Kurzbeschreibung
In einer der sagenumwobenen Höhlen des Siebengebirges, wo Siegfried einst den Drachen tötete, wird eine Frauenleiche gefunden. Noch am selben Tag wird in Königswinter die Ehefrau des Notars vermisst. Hat die Geliebte des Notars, die exzentrische Künstlerin Romina, ihre Widersacherin kaltblütig aus dem Weg geräumt? Als sich Kriminalhauptkommissar Jan Seidel die Bilder der Künst-lerin anschaut, sieht er das Mordmotiv förmlich vor sich: Verzerrte Frauenfratzen kämpfen um einen strahlenden Helden. Aber nicht nur Jan Seidel, sondern auch seine eigenwillige Großmutter Edith erkennt, dass die Lösung des Falles weitaus komplizierter ist ...
Über die Autorin
Judith Merchant, geb. 1976, Germanistin und Dozentin für Literatur lebt mit ihrer Familie in Königswinter am Rhein. 2008 wurde ihre Kurzgeschichte "Monopoly" für den Kärntner Krimipreis nominiert und gewann 2009 dafür den Friedrich-Glauser-Preis. "Nibelungenmord" ist Judith Merchants Romandebüt, das im sagenumwobenen Siebengebirge spielt.
Meine Meinung
In einer Höhle bei Königswinter wird eine Frauenleiche gefunden. Da zeitgleich die Frau eines stadtbekannten Notars verschwunden ist, geht die Polizei um Kommissar Jan Seidel zunächst davon aus, dass es sich bei der Leiche um die verschwundene Gattin handelt, muss jedoch bald feststellen, dass sie es hier offenbar mit zwei verschiedenen Fällen zu tun hat. Während die Suche nach der verschwundenen Frau weitergeht beginnen die Ermittlungen zur Aufdeckung der Identität der Toten. Während Ermittler Jan Seidel noch im Dunkeln tappt, beginnt seine Oma Edith in Sachen verschwundene Notarsgattin heimlich selber zu ermitteln.

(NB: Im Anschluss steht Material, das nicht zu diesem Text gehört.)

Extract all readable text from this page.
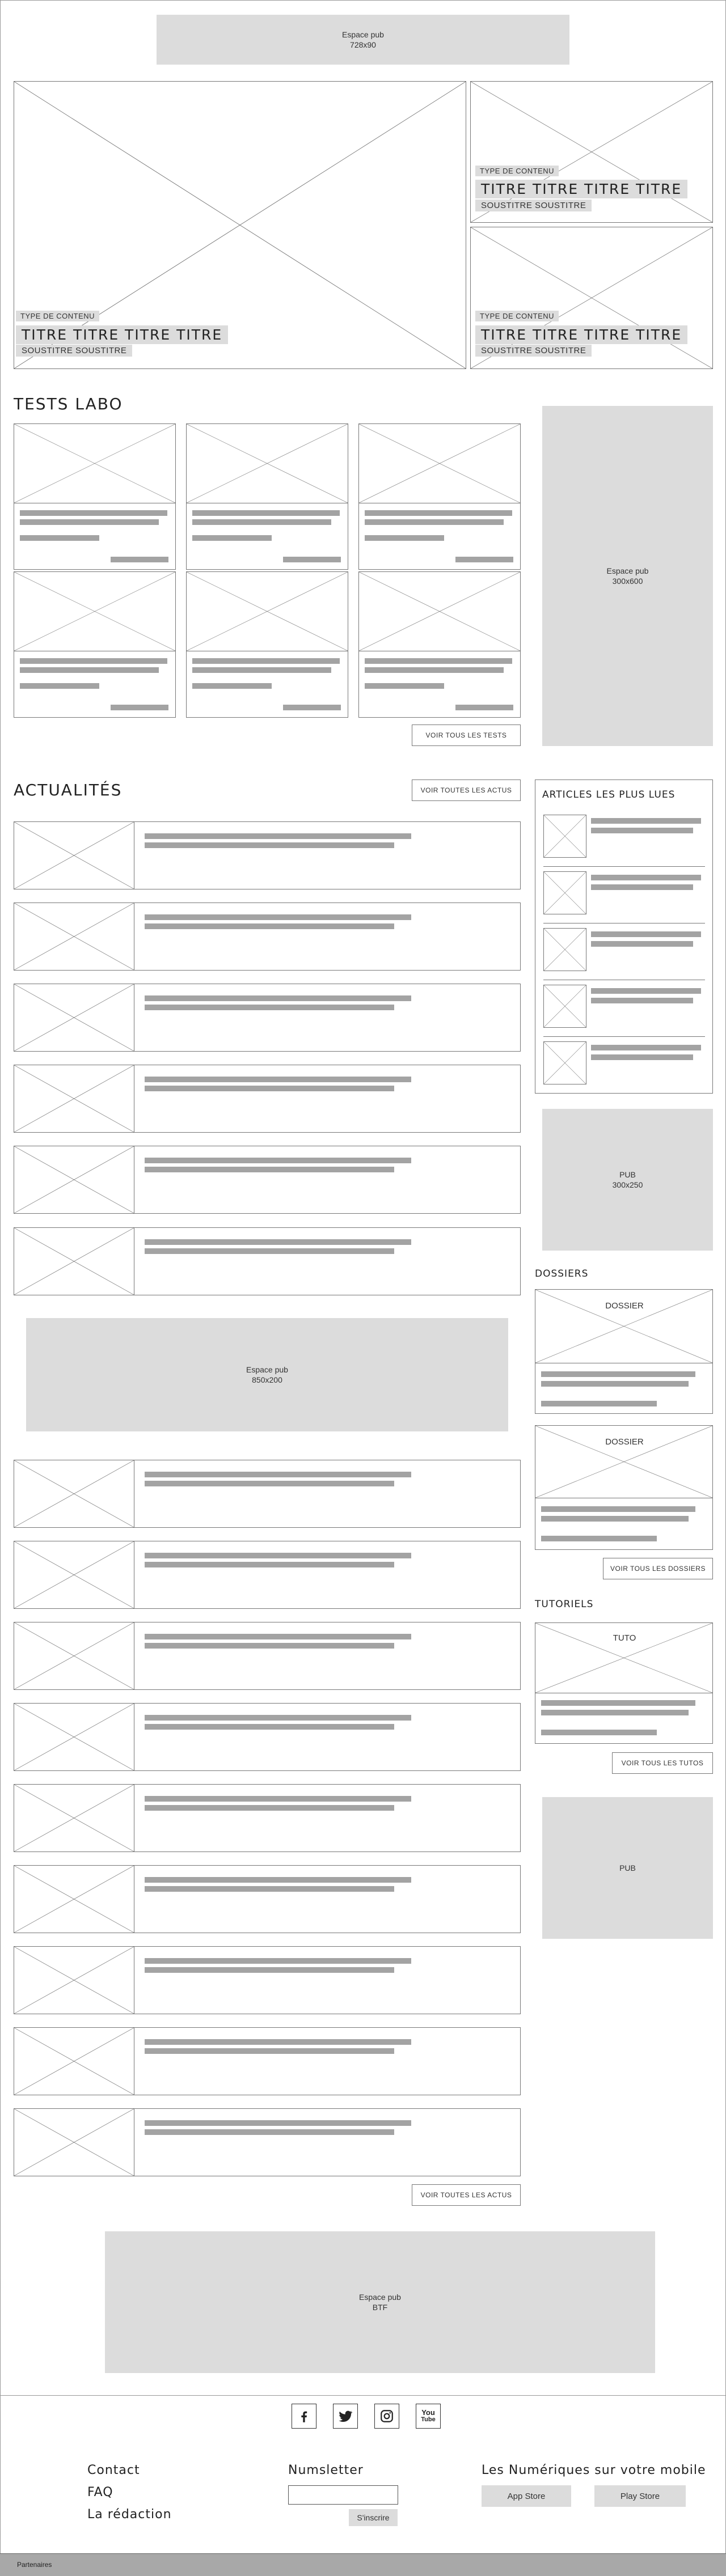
Espace pub
728x90
TYPE DE CONTENU
TITRE TITRE TITRE TITRE
SOUSTITRE SOUSTITRE
TYPE DE CONTENU
TITRE TITRE TITRE TITRE
SOUSTITRE SOUSTITRE
TYPE DE CONTENU
TITRE TITRE TITRE TITRE
SOUSTITRE SOUSTITRE
TESTS LABO
Espace pub
300x600
VOIR TOUS LES TESTS
ACTUALITÉS	VOIR TOUTES LES ACTUS
Espace pub
850x200
VOIR TOUTES LES ACTUS
ARTICLES LES PLUS LUES
PUB
300x250
DOSSIERS
DOSSIER
DOSSIER
VOIR TOUS LES DOSSIERS
TUTORIELS
TUTO
VOIR TOUS LES TUTOS
PUB
Espace pub
BTF
You
Tube
Contact
FAQ
La rédaction
Numsletter
S'inscrire
Les Numériques sur votre mobile
App Store	Play Store
Partenaires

Judith Merchant beginnt ihren Krimi mit einem Paukenschlag, denn als Leser stolpert man im wahrsten Sinne des Wortes schon auf den ersten Seiten mitten in den Tatort und die Szene in der Drachenhöhle erzeugt Gänsehaut und jagt einem einen Schauer über den Rücken.
Leider lässt die Spannung nach diesen furiosen Einstieg nach und es folgt eine ausführliche Einführung der Protagonisten, allen voran die von Jan Seidel und seiner Großmutter. man merkt deutlich, dass dieses Buch der Auftakt zu weiteren Geschichten um die beiden Hauptprotagonisten sein wird, was sich auch daran bemerkbar macht dass einige Ereignisse gerade aus Jan Seidels Leben zum Ende des Buches hin offen bleiben und somit vermutlich im nächsten Buch fortgesetzt werden.
Die Ermittlungen um die ermordete Frau schleppen sich nur mühsam voran und so macht sich Jans Oma auf eigene Faust an die Ermittlungen. Ihr dabei zu folgen wiederum macht beim Lesen Freude, denn hier fühlt man sich wirklich streckenweise an Miss Marple erinnert. Auch das beschauliche herbstliche Königswinter mit seinen Bewohnern mutet an das fiktive St. Mary Mead an, Orte, bei denen in den ruhigen Zeiten die Bürgersteige hochgeklappt werden. Doch je ruhiger die Zeiten desto wilder der Klatsch und die Gerüchte unter den Bewohnern. Freund und Feind sind nicht immer zu unterscheiden und mit Verurteilungen ist man schnell bei der Hand: Wer anders ist, wie die Künstlerin Romina, der kann ja nur ein böses Geheimnis haben. Vor lauter Verdächtigen mit offensichtlichen Motiven sieht der Ermittler Jan Seidel den Wald vor läuter Bäumen nicht und als er mit der Nase auf die richtige Spur gestoßen wird, ist es fast zu spät.
Mit der Auflösung hat mich Judith Merchant überrascht. Mir war bewusst, dass sie viele falsche Fährten gelegt hat. Vielleicht bin ich aus diesem Grund auch nicht auf das Naheliegendste und damit auch auf das Erschütterndste gekommen. Das Motiv und der Hintergrund haben mir jedenfalls noch nach der Lektüre des Buches länger zu denken gegeben.
Insgesamt hätte ich mir mehr Zug in der Geschichte gewünscht und etwas weniger Schwerpunkt auf dem Ermittler Jan Seidel, dessen Privat- und Seelenleben hier meiner Meinung nach den eigentlichen Krimiplot streckenweise zu stark verdrängt hat. Als Auftakt dennoch gelungen und durchaus neugierig machend auf weitere Geschichten aus und um Königswinter.